Whole-genome sequencing and RNA-seq files for MED6-189 An effective Antimalarial Kalihinol Analog Targets Plasmodium falciparum Apicoplast and Membrane Biogenesis

Members of the Isocyanoterpene (ICT) family of sponge-derived natural products have been shown to have potent activity against the human malaria parasite Plasmodium falciparum; however, no front-runner drug-like candidates have been identified and their mechanism of action remain unknown heretofore.

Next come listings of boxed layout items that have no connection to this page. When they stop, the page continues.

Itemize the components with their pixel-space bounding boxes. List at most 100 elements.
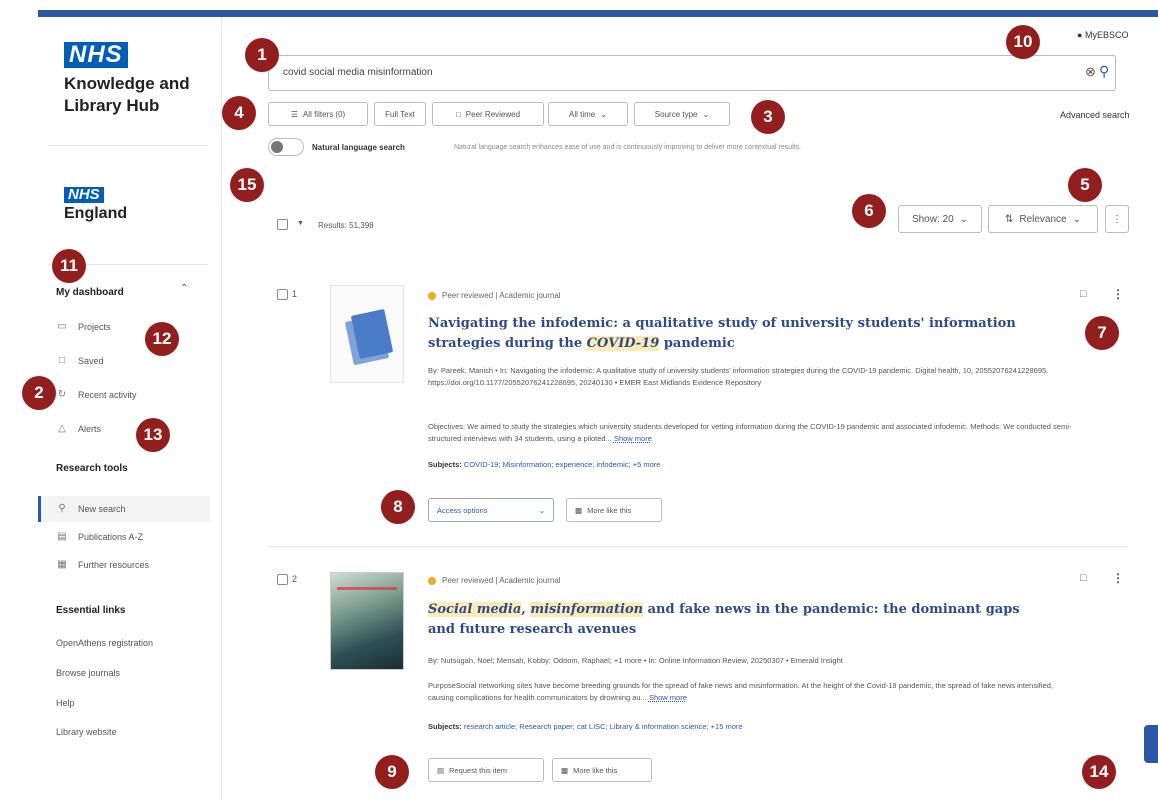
grid-icon: ▦	[57, 559, 67, 570]
toggle-knob	[271, 141, 283, 153]
callout-marker: 4	[222, 96, 256, 130]
sidebar-item-label: Saved	[78, 355, 104, 366]
info-button[interactable]: ⋮	[1105, 205, 1129, 233]
callout-marker: 6	[852, 194, 886, 228]
callout-marker: 15	[230, 168, 264, 202]
callout-marker: 5	[1068, 168, 1102, 202]
source-type-dropdown[interactable]: Source type ⌄	[634, 102, 730, 126]
callout-marker: 1	[245, 38, 279, 72]
result-number: 2	[292, 574, 298, 584]
sidebar-item-further-resources[interactable]: ▦ Further resources	[56, 559, 149, 570]
sort-dropdown[interactable]: ⇅ Relevance ⌄	[988, 205, 1098, 233]
book-icon: ▩	[575, 505, 583, 515]
folder-icon: ▭	[57, 321, 67, 332]
chevron-down-icon: ⌄	[600, 109, 607, 119]
page-size-dropdown[interactable]: Show: 20 ⌄	[898, 205, 982, 233]
document-icon: ▤	[57, 531, 67, 542]
more-like-this-button[interactable]: ▩ More like this	[566, 498, 662, 522]
result-byline: By: Pareek, Manish • In: Navigating the …	[428, 366, 1049, 387]
chevron-down-icon: ⌄	[959, 213, 969, 225]
result-thumbnail[interactable]	[330, 572, 404, 670]
more-options-icon[interactable]: ⋮	[1112, 571, 1124, 585]
natural-language-toggle[interactable]	[268, 138, 304, 156]
account-link[interactable]: ● MyEBSCO	[1077, 30, 1128, 40]
search-input[interactable]: covid social media misinformation ⊗ ⚲	[268, 55, 1116, 91]
result-checkbox[interactable]	[277, 289, 288, 300]
request-item-button[interactable]: ▤ Request this item	[428, 758, 544, 782]
result-type: Peer reviewed | Academic journal	[428, 576, 561, 585]
hub-title: Knowledge and Library Hub	[64, 74, 190, 115]
natural-language-label: Natural language search	[312, 143, 405, 152]
filter-icon: ☰	[290, 109, 298, 119]
clear-icon[interactable]: ⊗	[1085, 64, 1096, 80]
result-title[interactable]: Navigating the infodemic: a qualitative …	[428, 314, 1048, 354]
callout-marker: 7	[1085, 316, 1119, 350]
result-type: Peer reviewed | Academic journal	[428, 291, 561, 300]
book-icon: ▩	[561, 765, 569, 775]
divider	[48, 145, 208, 146]
link-browse-journals[interactable]: Browse journals	[56, 668, 120, 678]
sidebar-item-label: Projects	[78, 321, 111, 332]
sidebar-item-publications[interactable]: ▤ Publications A-Z	[56, 531, 143, 542]
bookmark-icon: □	[58, 355, 66, 366]
access-options-dropdown[interactable]: Access options ⌄	[428, 498, 554, 522]
result-byline: By: Nutsugah, Noel; Mensah, Kobby; Odoom…	[428, 656, 843, 665]
chevron-down-icon: ⌄	[538, 505, 545, 515]
more-like-this-button[interactable]: ▩ More like this	[552, 758, 652, 782]
all-filters-button[interactable]: ☰ All filters (0)	[268, 102, 368, 126]
show-more-link[interactable]: Show more	[649, 693, 687, 702]
result-abstract: Objectives: We aimed to study the strate…	[428, 422, 1072, 443]
checkbox-icon: □	[455, 109, 461, 119]
link-library-website[interactable]: Library website	[56, 727, 117, 737]
caret-down-icon[interactable]: ▼	[297, 220, 304, 227]
history-icon: ↻	[57, 389, 67, 400]
sidebar-item-projects[interactable]: ▭ Projects	[56, 321, 111, 332]
sidebar-item-recent-activity[interactable]: ↻ Recent activity	[56, 389, 137, 400]
essential-links-heading: Essential links	[56, 605, 126, 616]
date-filter-dropdown[interactable]: All time ⌄	[548, 102, 628, 126]
result-abstract: PurposeSocial networking sites have beco…	[428, 681, 1053, 702]
link-help[interactable]: Help	[56, 698, 75, 708]
sidebar-item-label: Publications A-Z	[78, 531, 144, 542]
result-thumbnail[interactable]	[330, 285, 404, 383]
advanced-search-link[interactable]: Advanced search	[1060, 110, 1130, 120]
research-tools-heading: Research tools	[56, 463, 128, 474]
search-query: covid social media misinformation	[283, 67, 433, 78]
select-all-checkbox[interactable]	[277, 219, 288, 230]
sidebar: NHS Knowledge and Library Hub NHS Englan…	[38, 17, 222, 800]
sort-icon: ⇅	[1004, 213, 1014, 225]
nhs-england-logo: NHS	[64, 187, 104, 203]
user-icon: ●	[1077, 30, 1083, 40]
peer-reviewed-icon	[428, 291, 436, 300]
top-accent-bar	[38, 10, 1158, 17]
chevron-down-icon: ⌄	[702, 109, 710, 119]
chevron-up-icon[interactable]: ⌃	[180, 283, 188, 294]
peer-reviewed-button[interactable]: □ Peer Reviewed	[432, 102, 544, 126]
callout-marker: 3	[751, 100, 785, 134]
sidebar-item-label: Recent activity	[78, 389, 137, 400]
show-more-link[interactable]: Show more	[614, 434, 652, 443]
nhs-logo: NHS	[64, 42, 128, 68]
feedback-tab[interactable]	[1144, 725, 1158, 763]
request-icon: ▤	[437, 765, 445, 775]
more-options-icon[interactable]: ⋮	[1112, 287, 1124, 301]
full-text-button[interactable]: Full Text	[374, 102, 426, 126]
result-title[interactable]: Social media, misinformation and fake ne…	[428, 600, 1048, 640]
link-openathens[interactable]: OpenAthens registration	[56, 638, 153, 648]
sidebar-item-saved[interactable]: □ Saved	[56, 355, 104, 366]
search-icon: ⚲	[58, 503, 66, 514]
callout-marker: 12	[145, 322, 179, 356]
dashboard-heading[interactable]: My dashboard	[56, 287, 124, 298]
sidebar-item-new-search[interactable]: ⚲ New search	[56, 503, 126, 514]
callout-marker: 10	[1006, 25, 1040, 59]
peer-reviewed-icon	[428, 576, 436, 585]
info-icon: ⋮	[1112, 213, 1122, 225]
sidebar-item-alerts[interactable]: △ Alerts	[56, 423, 101, 434]
search-icon[interactable]: ⚲	[1099, 63, 1109, 80]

Here we report MED6-189, an analogue of the kalihinol subfamily of ICTs that demonstrates potent antimalarial activity both in vitro and in vivo. The compound is effective against drug-sensitive and -resistant P. falciparum strains and blocks both intraerythrocytic asexual replication and sexual differentiation. In vivo efficacy studies using a humanized mouse model of P. falciparum infection further confirmed the strong efficacy of the compound in animals with no apparent hemolytic activity nor other major findings of toxicity. The compound was also effective against P. knowlesi. Cell biological analyses revealed that the compound is targeted primarily to the parasite apicoplast and acts by inhibiting lipid biogenesis and trafficking. Consistent with this mode of action, whole-genome sequencing (files included here) in P. falciparum identified mutants with reduced susceptibility to the drug due to a mutation in the SEC13 gene encoding a component of the parasite secretory machinery. RNA-seq analysis (files included here) found significant changes in gene expression consistent with a delayed death phenotype in the late ring and trophozoite stafes of the second asexual cycle after treatment with MED6-189. The high potency of MED6-189 in vitro and in vivo, its broad range efficacy, excellent therapeutic profile, and unique mode of action make it an excellent addition to the antimalarial drug pipeline.